Given N inputs placed in sequence into S slots, how many times can you cycle the inputs into the slots before the initial sequence repeats? For example, you have a list of 4 items: A, B, C, D. You have three slots each input can go into, and it repeats indefiniely. So the sequence to fill them would go:

*

*ABC

*DAB

*CDA

*BCD

*ABC* repeats
So in this case, with 4 items and 3 slots, it repeats every 4 cycles.
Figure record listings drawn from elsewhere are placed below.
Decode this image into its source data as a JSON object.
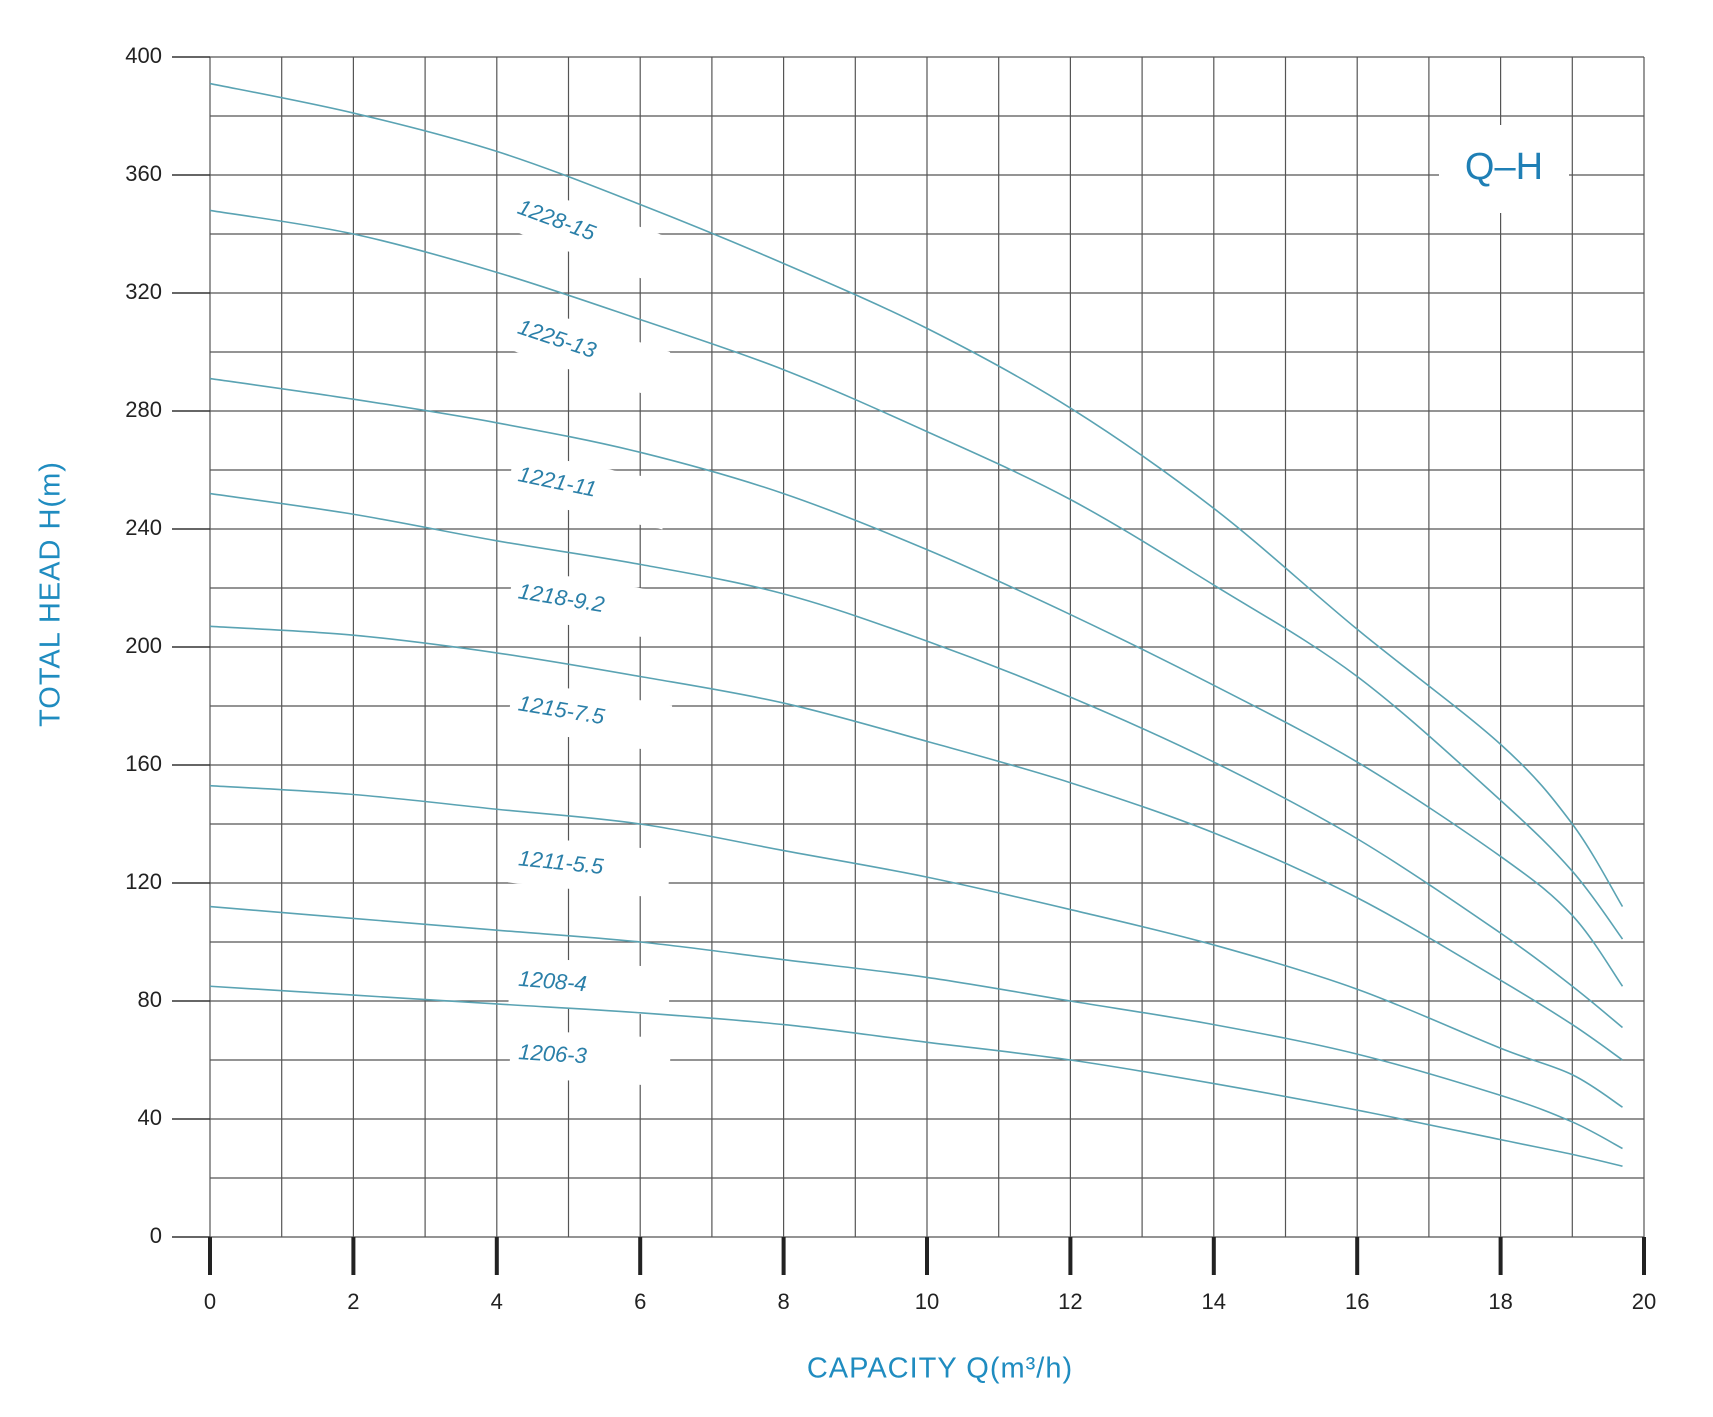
{
  "chart_data": {
    "type": "line",
    "title": "Q–H",
    "x_label": "CAPACITY Q(m³/h)",
    "y_label": "TOTAL HEAD H(m)",
    "x": [
      0,
      2,
      4,
      6,
      8,
      10,
      12,
      14,
      16,
      18,
      19,
      19.7
    ],
    "series": [
      {
        "name": "1228-15",
        "color": "#5aa3b3",
        "values": [
          391,
          381,
          368,
          350,
          330,
          308,
          281,
          247,
          206,
          167,
          140,
          112
        ]
      },
      {
        "name": "1225-13",
        "color": "#5aa3b3",
        "values": [
          348,
          340,
          327,
          311,
          294,
          273,
          250,
          221,
          190,
          148,
          124,
          101
        ]
      },
      {
        "name": "1221-11",
        "color": "#5aa3b3",
        "values": [
          291,
          284,
          276,
          266,
          252,
          233,
          211,
          187,
          161,
          129,
          109,
          85
        ]
      },
      {
        "name": "1218-9.2",
        "color": "#5aa3b3",
        "values": [
          252,
          245,
          236,
          228,
          218,
          202,
          183,
          161,
          135,
          103,
          85,
          71
        ]
      },
      {
        "name": "1215-7.5",
        "color": "#5aa3b3",
        "values": [
          207,
          204,
          198,
          190,
          181,
          168,
          154,
          137,
          115,
          87,
          72,
          60
        ]
      },
      {
        "name": "1211-5.5",
        "color": "#5aa3b3",
        "values": [
          153,
          150,
          145,
          140,
          131,
          122,
          111,
          99,
          84,
          64,
          55,
          44
        ]
      },
      {
        "name": "1208-4",
        "color": "#5aa3b3",
        "values": [
          112,
          108,
          104,
          100,
          94,
          88,
          80,
          72,
          62,
          48,
          39,
          30
        ]
      },
      {
        "name": "1206-3",
        "color": "#5aa3b3",
        "values": [
          85,
          82,
          79,
          76,
          72,
          66,
          60,
          52,
          43,
          33,
          28,
          24
        ]
      }
    ],
    "xlim": [
      0,
      20
    ],
    "xticks": [
      0,
      2,
      4,
      6,
      8,
      10,
      12,
      14,
      16,
      18,
      20
    ],
    "ylim": [
      0,
      400
    ],
    "yticks": [
      0,
      40,
      80,
      120,
      160,
      200,
      240,
      280,
      320,
      360,
      400
    ],
    "grid": true
  }
}
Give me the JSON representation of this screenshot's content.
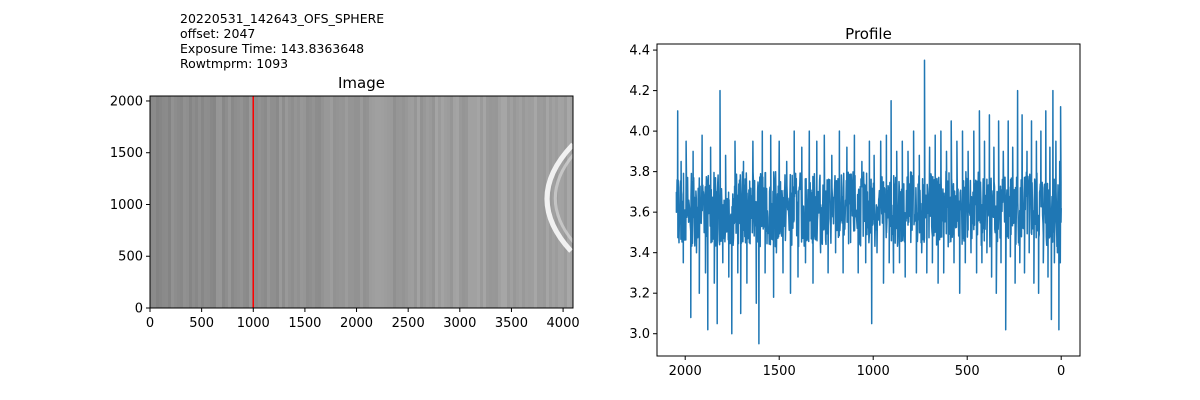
{
  "info": {
    "filename": "20220531_142643_OFS_SPHERE",
    "offset_line": "offset: 2047",
    "exposure_line": "Exposure Time: 143.8363648",
    "rowtmprm_line": "Rowtmprm: 1093"
  },
  "colors": {
    "line": "#1f77b4",
    "marker": "#ff0000",
    "axis": "#000000"
  },
  "chart_data": [
    {
      "type": "heatmap",
      "title": "Image",
      "xlabel": "",
      "ylabel": "",
      "xlim": [
        0,
        4096
      ],
      "ylim": [
        0,
        2048
      ],
      "xticks": [
        0,
        500,
        1000,
        1500,
        2000,
        2500,
        3000,
        3500,
        4000
      ],
      "yticks": [
        0,
        500,
        1000,
        1500,
        2000
      ],
      "colormap": "gray",
      "marker_line": {
        "axis": "x",
        "value": 1000,
        "color": "#ff0000"
      },
      "features": [
        {
          "kind": "bright-arc",
          "x_range": [
            3700,
            4096
          ],
          "y_range": [
            550,
            1580
          ]
        }
      ]
    },
    {
      "type": "line",
      "title": "Profile",
      "xlabel": "",
      "ylabel": "",
      "x_inverted": true,
      "xlim": [
        2150,
        -100
      ],
      "ylim": [
        2.89,
        4.43
      ],
      "xticks": [
        2000,
        1500,
        1000,
        500,
        0
      ],
      "yticks": [
        3.0,
        3.2,
        3.4,
        3.6,
        3.8,
        4.0,
        4.2,
        4.4
      ],
      "ytick_labels": [
        "3.0",
        "3.2",
        "3.4",
        "3.6",
        "3.8",
        "4.0",
        "4.2",
        "4.4"
      ],
      "series": [
        {
          "noise_band": {
            "x_range": [
              0,
              2047
            ],
            "low": 3.35,
            "high": 3.88
          },
          "points": [
            [
              2047,
              3.6
            ],
            [
              2040,
              4.1
            ],
            [
              2033,
              3.45
            ],
            [
              2022,
              3.85
            ],
            [
              2010,
              3.35
            ],
            [
              1995,
              3.95
            ],
            [
              1982,
              3.55
            ],
            [
              1970,
              3.08
            ],
            [
              1958,
              3.9
            ],
            [
              1940,
              3.4
            ],
            [
              1925,
              3.2
            ],
            [
              1910,
              3.98
            ],
            [
              1892,
              3.3
            ],
            [
              1880,
              3.02
            ],
            [
              1865,
              3.92
            ],
            [
              1845,
              3.25
            ],
            [
              1830,
              3.05
            ],
            [
              1815,
              4.2
            ],
            [
              1800,
              3.35
            ],
            [
              1785,
              3.88
            ],
            [
              1768,
              3.28
            ],
            [
              1752,
              3.0
            ],
            [
              1735,
              3.95
            ],
            [
              1720,
              3.3
            ],
            [
              1705,
              3.1
            ],
            [
              1690,
              3.85
            ],
            [
              1672,
              3.25
            ],
            [
              1655,
              3.45
            ],
            [
              1640,
              3.95
            ],
            [
              1622,
              3.15
            ],
            [
              1608,
              2.95
            ],
            [
              1590,
              4.0
            ],
            [
              1575,
              3.3
            ],
            [
              1560,
              3.5
            ],
            [
              1545,
              3.98
            ],
            [
              1530,
              3.18
            ],
            [
              1515,
              3.4
            ],
            [
              1500,
              3.95
            ],
            [
              1480,
              3.3
            ],
            [
              1460,
              3.85
            ],
            [
              1440,
              3.2
            ],
            [
              1420,
              4.0
            ],
            [
              1400,
              3.28
            ],
            [
              1380,
              3.92
            ],
            [
              1360,
              3.35
            ],
            [
              1340,
              4.0
            ],
            [
              1320,
              3.25
            ],
            [
              1300,
              3.95
            ],
            [
              1280,
              3.4
            ],
            [
              1260,
              3.98
            ],
            [
              1240,
              3.3
            ],
            [
              1220,
              3.88
            ],
            [
              1200,
              3.4
            ],
            [
              1180,
              4.0
            ],
            [
              1160,
              3.3
            ],
            [
              1140,
              3.92
            ],
            [
              1120,
              3.45
            ],
            [
              1100,
              3.98
            ],
            [
              1080,
              3.3
            ],
            [
              1060,
              3.85
            ],
            [
              1040,
              3.35
            ],
            [
              1020,
              3.95
            ],
            [
              1008,
              3.05
            ],
            [
              995,
              3.88
            ],
            [
              980,
              3.4
            ],
            [
              960,
              3.95
            ],
            [
              945,
              3.25
            ],
            [
              930,
              3.98
            ],
            [
              915,
              3.35
            ],
            [
              905,
              4.15
            ],
            [
              892,
              3.3
            ],
            [
              875,
              3.9
            ],
            [
              860,
              3.35
            ],
            [
              845,
              3.95
            ],
            [
              830,
              3.28
            ],
            [
              815,
              3.9
            ],
            [
              800,
              3.45
            ],
            [
              785,
              4.0
            ],
            [
              770,
              3.3
            ],
            [
              755,
              3.88
            ],
            [
              742,
              3.4
            ],
            [
              727,
              4.35
            ],
            [
              715,
              3.3
            ],
            [
              700,
              3.92
            ],
            [
              685,
              3.35
            ],
            [
              670,
              3.98
            ],
            [
              655,
              3.25
            ],
            [
              640,
              4.0
            ],
            [
              625,
              3.3
            ],
            [
              610,
              3.9
            ],
            [
              598,
              3.45
            ],
            [
              585,
              4.05
            ],
            [
              570,
              3.35
            ],
            [
              555,
              3.95
            ],
            [
              540,
              3.2
            ],
            [
              525,
              4.0
            ],
            [
              510,
              3.35
            ],
            [
              495,
              3.9
            ],
            [
              480,
              3.4
            ],
            [
              465,
              4.0
            ],
            [
              450,
              3.3
            ],
            [
              435,
              4.1
            ],
            [
              422,
              3.35
            ],
            [
              408,
              3.95
            ],
            [
              395,
              3.4
            ],
            [
              382,
              4.08
            ],
            [
              370,
              3.28
            ],
            [
              358,
              3.92
            ],
            [
              345,
              3.2
            ],
            [
              333,
              4.05
            ],
            [
              320,
              3.35
            ],
            [
              308,
              3.9
            ],
            [
              295,
              3.02
            ],
            [
              282,
              4.05
            ],
            [
              270,
              3.38
            ],
            [
              258,
              3.92
            ],
            [
              245,
              3.25
            ],
            [
              232,
              4.2
            ],
            [
              220,
              3.35
            ],
            [
              208,
              4.08
            ],
            [
              195,
              3.3
            ],
            [
              182,
              3.9
            ],
            [
              170,
              3.4
            ],
            [
              158,
              4.05
            ],
            [
              145,
              3.25
            ],
            [
              132,
              3.95
            ],
            [
              120,
              3.2
            ],
            [
              108,
              4.0
            ],
            [
              95,
              3.35
            ],
            [
              82,
              4.1
            ],
            [
              70,
              3.28
            ],
            [
              60,
              3.92
            ],
            [
              52,
              3.07
            ],
            [
              44,
              4.2
            ],
            [
              36,
              3.35
            ],
            [
              28,
              3.95
            ],
            [
              20,
              3.4
            ],
            [
              12,
              3.02
            ],
            [
              8,
              3.85
            ],
            [
              5,
              3.35
            ],
            [
              3,
              4.12
            ],
            [
              1,
              3.55
            ],
            [
              0,
              3.62
            ]
          ]
        }
      ]
    }
  ]
}
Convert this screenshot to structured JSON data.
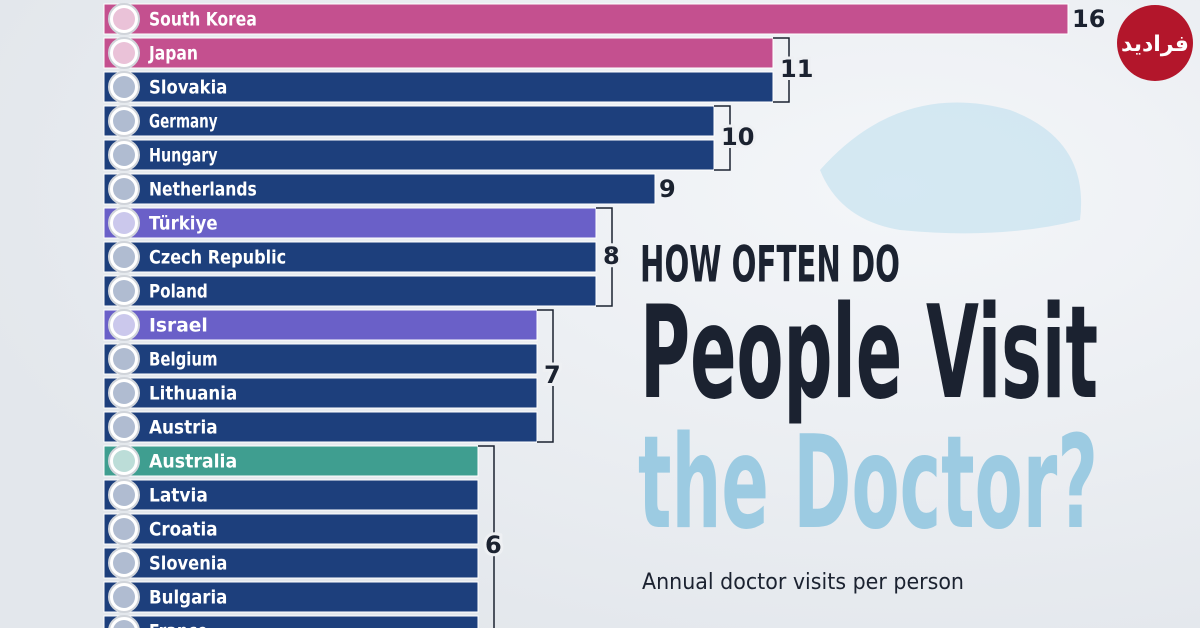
{
  "logo": "فرادید",
  "chart_data": {
    "type": "bar",
    "title": [
      "HOW OFTEN DO",
      "People Visit",
      "the Doctor?"
    ],
    "subtitle": "Annual doctor visits per person",
    "categories": [
      "South Korea",
      "Japan",
      "Slovakia",
      "Germany",
      "Hungary",
      "Netherlands",
      "Türkiye",
      "Czech Republic",
      "Poland",
      "Israel",
      "Belgium",
      "Lithuania",
      "Austria",
      "Australia",
      "Latvia",
      "Croatia",
      "Slovenia",
      "Bulgaria",
      "France"
    ],
    "values": [
      16,
      11,
      11,
      10,
      10,
      9,
      8,
      8,
      8,
      7,
      7,
      7,
      7,
      6,
      6,
      6,
      6,
      6,
      6
    ],
    "colors": [
      "#c4508f",
      "#c4508f",
      "#1d3f7c",
      "#1d3f7c",
      "#1d3f7c",
      "#1d3f7c",
      "#6a60c8",
      "#1d3f7c",
      "#1d3f7c",
      "#6a60c8",
      "#1d3f7c",
      "#1d3f7c",
      "#1d3f7c",
      "#3f9e90",
      "#1d3f7c",
      "#1d3f7c",
      "#1d3f7c",
      "#1d3f7c",
      "#1d3f7c"
    ]
  }
}
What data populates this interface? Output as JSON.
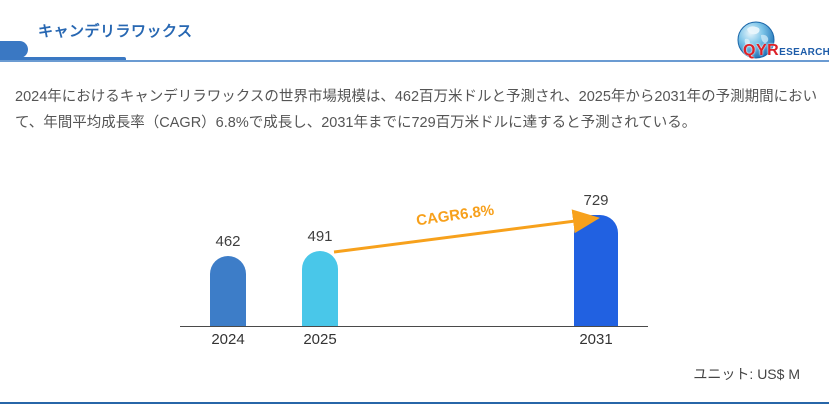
{
  "header": {
    "title": "キャンデリラワックス",
    "logo": {
      "part1": "QYR",
      "part2": "ESEARCH"
    }
  },
  "description": "2024年におけるキャンデリラワックスの世界市場規模は、462百万米ドルと予測され、2025年から2031年の予測期間におい\nて、年間平均成長率（CAGR）6.8%で成長し、2031年までに729百万米ドルに達すると予測されている。",
  "chart_data": {
    "type": "bar",
    "title": "",
    "xlabel": "",
    "ylabel": "",
    "categories": [
      "2024",
      "2025",
      "2031"
    ],
    "values": [
      462,
      491,
      729
    ],
    "ylim": [
      0,
      800
    ],
    "grid": false,
    "legend": false,
    "unit_label": "ユニット: US$ M",
    "annotation": "CAGR6.8%",
    "bar_colors": [
      "#3D7DC8",
      "#49C7E9",
      "#2161E1"
    ],
    "arrow_color": "#F7A11C",
    "accent_blue": "#3A78C3",
    "label_color": "#3F3F3F"
  }
}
Another example, 3 items, 3 slots

*

*ABC

*ABC
In this case, it repeats every 1 cycle.

Or, 6 items, 5 slots

*

*ABCDE

*FABCD

*EFABC

*DEFAB

*CDEFA

*BCDEF

*ABCDE* repeats every 6 cycles

Looking at different examples, I haven't been able to retrofit any kind of formula into this problem. I'm hoping there's a type of math out there I'm not familiar with that can be used to create a formula.
Imagine for the sake of this challenge that people are trying to come up with a way to determine how many inputs or slots to use in order to maximize the number of unique cycles.
 A: An alternate formulation is that you have an infinite sequence of letters/inputs, which start as $N$ different ones and repeat forever. For $N=4$ that means:
$$ABCDABCDABCDABCD...$$
Now you parcel that sequence into packets of consecutive letters of length $S$, starting at the beginning and starting a new packet immediately after the previous one ended. For $N=4, S=3$ we get:
$$ ABC\;\;DAB\;\;CDA\;\;BCD\;\;ABC\ldots$$
Your question is then how many parcels you have before the first parcel comes up again. In this case, the answer is 4, as you already found and explained.
Since the sequence is periodic with minimal perid $N$, and all the first $N$ elements are different, the element $A$ comes up in exactly the positions $1, N+1, 2N+1,\ldots$, so generally the position $kN+1$ for an integer $k \ge 0$.
When do we get a repeat of the first parcel? It has to start with $A$, just as the first parcel. But this is already enough, if the first letter of a parcel is $A$, the second will be $B$, a.s.o. so such a parcel is a copy of the first parcel.
So in what positions will the first letters of a parcel land? This is easily seen as $1, S+1, 2S+1,\ldots$ or generally $lS+1$ for an integer $l \ge 0$.
So the question comes down to what the smallest positive integer solutions  of
$$kN+1 = lS+1$$
are (k=0, l=0 lead to the first parcel being a copy of the first parcel, which is not what we are interested in).
So $kN=lS$, and if $k$ and $l$ are minimal positive, so are $kN$ and $lS$, respectively. So we are locking for the smallest integer which is both a positive multiple of $N$ and of $S$, which is generally know as the "least common multiple" and usually abbreviated "lcm" (see https://en.wikipedia.org/wiki/Least_common_multiple for more details)!
That value is used in many situations and most people remember it from the time they had to learn how to add fractions, because the least common multiple of the denominators is what you need to determine first.
Since you are interested in the cycle length, that would be the value of $l$. So we get
$$l_{min}= \frac{lS}S = \frac{\mathrm{lcm} (N,S)}S$$.
There are other ways to write the above equation. For example using the "greatest common divisor" (gcd) of $N$ and $S$ and using the formula $\mathrm{lcm} (N,S) \mathrm{gcd} (N,S) = NS$ we get
$$l_{min}= \frac{N}{\mathrm{gcd} (N,S)},$$
which may be more handy because the gcd is the smaller number.
You can check that this gives the correct values for all the cases you mentioned in your problem.
Finding the gcd of 2 numbers is relatively straightforward if they are small. If they are larger, "guessing" may no longer work, but the excellent Euclidean Algorithm can help there.